Using this time a somewhat different mechanism AdaIN fast style transfer, the authors created a new data set - Stylized ImageNet. The shape of the objects was taken from ImageNet, and a set of textures from this competition on Kaggle . The script for generation is available by reference .



Further, for brevity, ImageNet will be denoted as IN , Stylized ImageNet as SIN .


The authors took ResNet-50 and three BagNet with different receptive field and trained on a separate model for each of the data sets.


And that's what they did:



What we see here. ResNet-50, trained on IN, is completely incapacitated on SIN. What partly confirms the fact that when training for IN, the network overrides textures and ignores the shape of objects. At the same time, ResNet-50 trained in SIN does an excellent job with both SIN and IN. That is, if you deprive it of a simple path, the network goes along the difficult path - it teaches the form of objects.
BagNet is finally beginning to behave as expected, especially on small patches, as it has nothing to catch on - textural information is simply not available in the SIN.


In those sixteen classes mentioned earlier, ResNet-50, trained in SIN, began to give answers more similar to those given by people:



In addition to simple training ResNet-50 on SIN, the authors tried to train the network on a mixed set of SIN and IN, including fine-tuning separately on pure IN.

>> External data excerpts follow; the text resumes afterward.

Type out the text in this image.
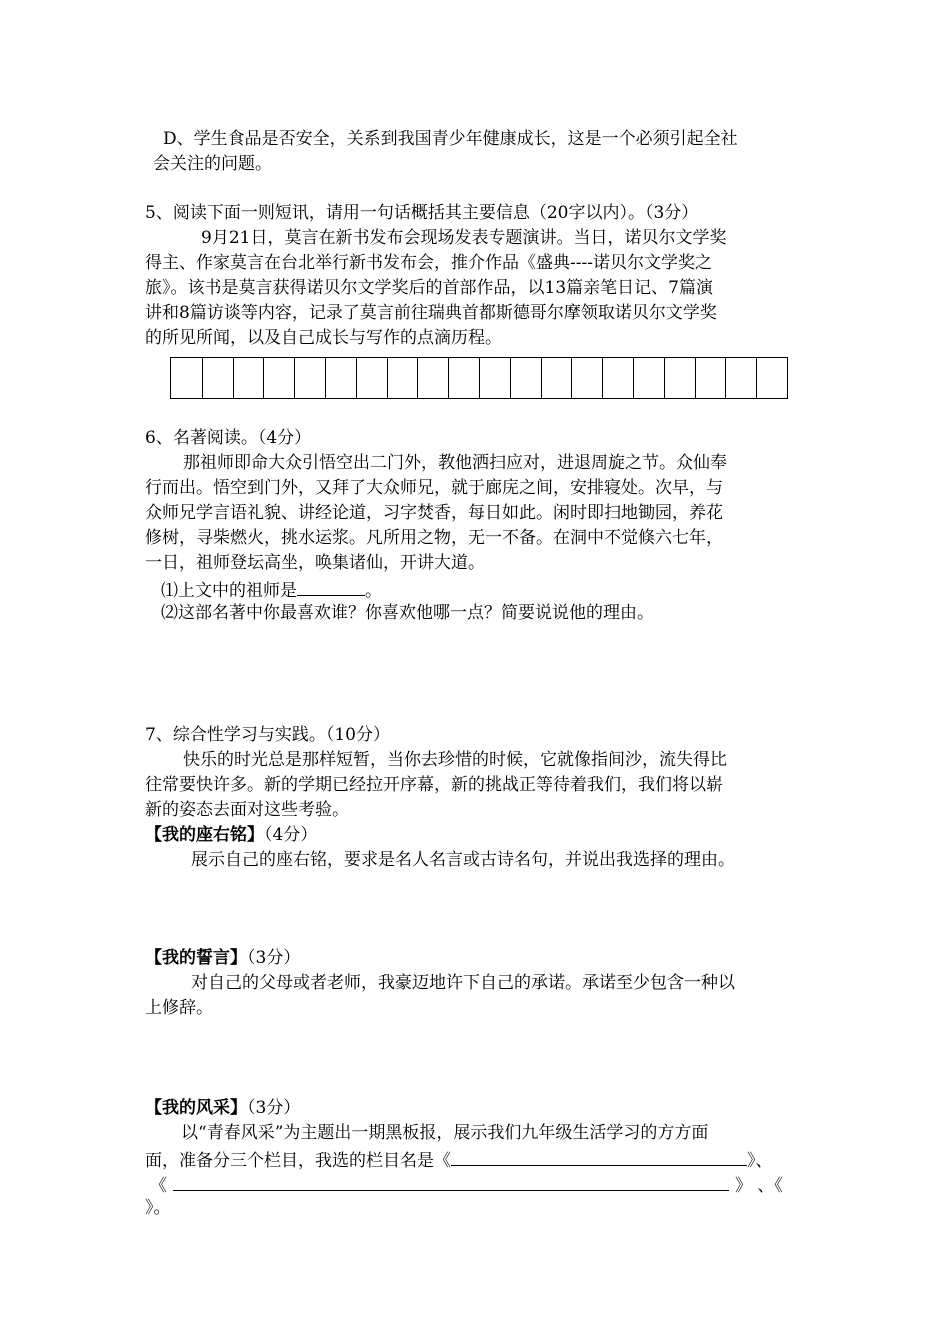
D、学生食品是否安全，关系到我国青少年健康成长，这是一个必须引起全社
会关注的问题。
5、阅读下面一则短讯，请用一句话概括其主要信息（20字以内）。（3分）
9月21日，莫言在新书发布会现场发表专题演讲。当日，诺贝尔文学奖
得主、作家莫言在台北举行新书发布会，推介作品《盛典----诺贝尔文学奖之
旅》。该书是莫言获得诺贝尔文学奖后的首部作品，以13篇亲笔日记、7篇演
讲和8篇访谈等内容，记录了莫言前往瑞典首都斯德哥尔摩领取诺贝尔文学奖
的所见所闻，以及自己成长与写作的点滴历程。
6、名著阅读。（4分）
那祖师即命大众引悟空出二门外，教他洒扫应对，进退周旋之节。众仙奉
行而出。悟空到门外，又拜了大众师兄，就于廊庑之间，安排寝处。次早，与
众师兄学言语礼貌、讲经论道，习字焚香，每日如此。闲时即扫地锄园，养花
修树，寻柴燃火，挑水运浆。凡所用之物，无一不备。在洞中不觉倏六七年，
一日，祖师登坛高坐，唤集诸仙，开讲大道。
⑴上文中的祖师是	。
⑵这部名著中你最喜欢谁？你喜欢他哪一点？简要说说他的理由。
7、综合性学习与实践。（10分）
快乐的时光总是那样短暂，当你去珍惜的时候，它就像指间沙，流失得比
往常要快许多。新的学期已经拉开序幕，新的挑战正等待着我们，我们将以崭
新的姿态去面对这些考验。
【我的座右铭】（4分）
展示自己的座右铭，要求是名人名言或古诗名句，并说出我选择的理由。
【我的誓言】（3分）
对自己的父母或者老师，我豪迈地许下自己的承诺。承诺至少包含一种以
上修辞。
【我的风采】（3分）
以“青春风采”为主题出一期黑板报，展示我们九年级生活学习的方方面
面，准备分三个栏目，我选的栏目名是《	》、
《	》 、《
》。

As you can see, when using SIN + IN for training, the results improved not only on the main task - image classification on ImageNet, but also on the task of detecting objects on the PASCAL VOC 2007 data set.


In addition, the networks trained on the SIN have become more resistant to different noise in the data.


Conclusion


Even now, in 2019, after seven years past with AlexNet's success, when neural networks are widely used in computer vision, when ImageNet 1K de facto became the standard for evaluating the performance of models in an academic environment, the mechanism of how neural networks make decisions is not quite clear. . And how does this affect the data sets on which these networks were trained.


The authors of the first article attempted to shed light on how such decisions are made in networks with a bag-of-features-based architecture with a limited receptive field that is easier to interpret. And, comparing the answers from BagNet and the usual deep neural networks, they came to the conclusion that the decision-making processes in them are quite similar.


The authors of the second article compared the way people and neural networks perceive images in which the form and textures contradict each other. And proposed to reduce the differences in perception to use a new data set - Stylized ImageNet. Having received as a bonus a gain in accuracy of classification on ImageNet and detection on third-party data sets.


The main conclusion can be drawn as follows: the networks that study in the pictures, having the ability to memorize the higher-level spatial properties of objects, prefer an easier way to achieve the goal — overfit to textures. If the data set on which they train allows it.


In addition to academic interest, the problem of overfitting on textures is also important for all of us who use pre-trained models for transfer learning in their tasks.
An important consequence for us of all this is that you shouldn’t trust the model models weights that were pre-trained on ImageNet, since for most of them fairly simple augmentations were used that in no way contribute to getting rid of overfitting. And it is better, if there are opportunities, to have models, trained with more serious augmentations, or with Stylized ImageNet + ImageNet in the stash. To always have the opportunity to compare which of them is better suited for our current task.